How to write a killer ‘boat for sale’ headline

There are two fundamentals in advertising a boat for sale.

The first is to be clear that you’re advertising a destination not the airplane. Confusion on this point is the first man-hole trap that many vendors step into.

It’s perfectly obvious that no-one in their right mind these days, travels for the experience of cramped airplane seats, muscle mangling leg-room, ghastly food and the horrors of jet-lag. If the travel experience is worth it at all, it’s due to the pleasures of the destination.

However, it is easy to forget that this principle applies equally to copywriting, particularly in the emotional turmoil that often accompanies the selling of a boat.

The second vendor man-hole, no less critical to buyer response is the need for clarity about ‘the problem’. What you might say has ‘a problem’ to do with writing a killer headline?

Clarity on the distinction between your problem as vendor and the buyer’s problem is critical to the success of your boat for sale headline; as it is indeed to the entire exercise of marketing your boat.

The thing is, in the business of buying and selling, everyone has what might loosely be called for want of a better description, ‘a problem’.

If you’re unlucky enough to be a desperate boat vendor, struggling to stave of bankruptcy, your problem is immediate and in your face.

But so too does the boat buyer have a problem. Sure, it’s more subtle; not the great stinking wildebeest of a problem that confronts the cash-strapped boat vendor. Indeed, the buyer’s problem might better be described as a ‘need’ or ‘itch to be’, ‘to experience’ or ‘to manifest’ something ill-defined within the buyer’s psyche. But the urge is just as real in driving the impulse to action.

The point is that as a vendor advertising a boat for sale, the man-hole trap that many vendors unconsciously step into, is that of writing a headline that reflects their problem not the buyer’s problem.

It is important not to make this mistake because such a ‘back-the- front’ headline never succeeds! A boat for sale headline that describes the vendor’s problem is back-the-front.
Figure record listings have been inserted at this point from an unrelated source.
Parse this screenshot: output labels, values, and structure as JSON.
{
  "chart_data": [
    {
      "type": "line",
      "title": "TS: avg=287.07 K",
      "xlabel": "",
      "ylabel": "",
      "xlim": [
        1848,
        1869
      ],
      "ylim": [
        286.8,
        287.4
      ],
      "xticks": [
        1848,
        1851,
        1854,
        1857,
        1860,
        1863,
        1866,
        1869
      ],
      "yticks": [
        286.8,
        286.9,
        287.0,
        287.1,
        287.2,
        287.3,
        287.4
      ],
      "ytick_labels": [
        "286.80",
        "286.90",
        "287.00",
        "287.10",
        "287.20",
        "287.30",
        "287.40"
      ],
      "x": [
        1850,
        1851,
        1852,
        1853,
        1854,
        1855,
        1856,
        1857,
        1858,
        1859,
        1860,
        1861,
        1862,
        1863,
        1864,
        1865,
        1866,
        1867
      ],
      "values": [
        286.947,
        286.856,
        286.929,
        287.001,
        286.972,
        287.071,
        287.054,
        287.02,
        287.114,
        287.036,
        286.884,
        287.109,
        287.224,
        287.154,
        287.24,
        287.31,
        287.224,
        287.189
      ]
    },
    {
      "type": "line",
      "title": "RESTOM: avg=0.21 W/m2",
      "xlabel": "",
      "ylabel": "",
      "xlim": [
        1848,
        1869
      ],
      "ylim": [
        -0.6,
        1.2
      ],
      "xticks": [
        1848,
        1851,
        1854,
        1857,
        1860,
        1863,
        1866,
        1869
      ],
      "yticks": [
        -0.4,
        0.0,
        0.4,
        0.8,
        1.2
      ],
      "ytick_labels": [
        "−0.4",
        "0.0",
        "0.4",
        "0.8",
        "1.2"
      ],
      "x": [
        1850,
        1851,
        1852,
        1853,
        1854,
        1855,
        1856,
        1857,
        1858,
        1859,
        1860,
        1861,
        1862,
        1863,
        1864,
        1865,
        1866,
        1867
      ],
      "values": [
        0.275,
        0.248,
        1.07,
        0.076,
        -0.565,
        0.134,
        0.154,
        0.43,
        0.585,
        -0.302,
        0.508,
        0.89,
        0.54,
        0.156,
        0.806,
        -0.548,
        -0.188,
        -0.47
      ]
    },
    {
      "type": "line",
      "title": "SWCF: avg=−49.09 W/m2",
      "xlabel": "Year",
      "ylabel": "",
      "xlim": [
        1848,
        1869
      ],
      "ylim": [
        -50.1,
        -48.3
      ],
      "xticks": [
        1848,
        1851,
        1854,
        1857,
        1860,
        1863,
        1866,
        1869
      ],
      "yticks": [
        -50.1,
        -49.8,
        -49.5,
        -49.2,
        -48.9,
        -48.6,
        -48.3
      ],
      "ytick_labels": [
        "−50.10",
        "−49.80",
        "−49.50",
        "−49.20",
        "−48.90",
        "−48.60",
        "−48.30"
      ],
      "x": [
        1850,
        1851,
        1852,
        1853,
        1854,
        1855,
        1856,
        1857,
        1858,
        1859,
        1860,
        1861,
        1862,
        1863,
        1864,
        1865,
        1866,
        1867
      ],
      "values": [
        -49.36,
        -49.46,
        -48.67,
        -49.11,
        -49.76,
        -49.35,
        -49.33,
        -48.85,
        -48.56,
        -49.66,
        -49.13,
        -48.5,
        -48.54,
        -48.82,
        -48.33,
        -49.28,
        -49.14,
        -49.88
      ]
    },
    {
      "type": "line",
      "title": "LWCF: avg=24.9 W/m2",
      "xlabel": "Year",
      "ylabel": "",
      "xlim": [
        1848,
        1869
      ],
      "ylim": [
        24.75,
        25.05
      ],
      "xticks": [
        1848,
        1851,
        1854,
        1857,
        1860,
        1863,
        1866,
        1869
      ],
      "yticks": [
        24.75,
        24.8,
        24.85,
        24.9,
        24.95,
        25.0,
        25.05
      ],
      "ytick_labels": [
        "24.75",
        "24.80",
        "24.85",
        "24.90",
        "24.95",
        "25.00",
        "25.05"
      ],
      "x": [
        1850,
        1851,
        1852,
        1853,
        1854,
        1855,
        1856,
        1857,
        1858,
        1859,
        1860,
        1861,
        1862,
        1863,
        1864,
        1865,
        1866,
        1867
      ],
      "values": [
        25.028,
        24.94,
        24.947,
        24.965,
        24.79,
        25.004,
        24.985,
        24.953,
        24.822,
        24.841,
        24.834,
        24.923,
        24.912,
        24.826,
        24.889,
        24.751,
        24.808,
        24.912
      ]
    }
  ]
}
The fact is that no-one on God’s green Earth is interested in your problem as vendor, however urgent and pressing it may be to you.

In fact, the odds are pretty strong that your problem, if it is properly teased out, is actually ‘buyer repellent’. That is to say; proceed deep enough down that rabbit hole and your erstwhile buyer will be wanting to jump out of the first available window to escape your proximity.

For these reasons the first step is always to develop a mental picture of the ‘probable buyer’.

Who exactly is this likely buyer of your boat? What do they (it’s usually a couple), have in mind for their new life with your boat (the rationale by the way is invariably claptrap, because people buy boats for crazy, stupid reasons)? Where do they live? What kind of careers do they have? Do they have children? What kind of car do they drive?

Even if your left hemisphere logical brain is screaming in rebellion, don’t hold back on this; relax and allow your imagination free rein.

The question that arises is this. Behind this picture of the probable buyer that you have by now crafted out of the ether, what exactly in an emotional sense is this buyer’s problem?

You’re probably thinking: what’s the point of all of this ‘woo woo’ airy conjecture coming directly out of the field of imagination?

Surely you say, the selling process is a linear mechanistic and sequential process; the meeting of the buyer and vendor, triggered by an advertisement placed strategically in a place most likely to capture the buyer’s notice: a case of cause and effect, non?

On the other hand, is it just possible that the process of imagining the probable buyer, ‘whispers up’ the actual buyer out of the quantum field of limitless possibility?

Believe it or not a successful sale of your boat is most likely to arise out of activating both forces in tandem.

You need all of the mechanistic steps to be fully developed and in place, including your dedicated boat web-site. And you need to cultivate as a discipline, the correct mind-set whereby with confidence and gratitude, you look back upon the (future) sale of your boat as having been achieved (past tense) to the ideal buyer and upon financial terms suitable to you.

Time appears to be linear but the cosmic truth is that it isn’t! And money always flows to where it is made welcome.

But I digress. The headline example I give in Over-Boated is the best actual case history example that I can think of, that illustrates a back-the-front headline that failed; replaced subsequently by a headline with an emotional hook into the probable buyer’s problem.

So powerful was the latter that it delivered a huge depth of response. By the vendor’s account, the vessel could have been sold many times over, merely on the strength of the headline.

Get your boat for sale headline right and you’re halfway home. It should be clear that your headline is potentially worth big money. And yes… it’s not always easy to do when it’s your own boat.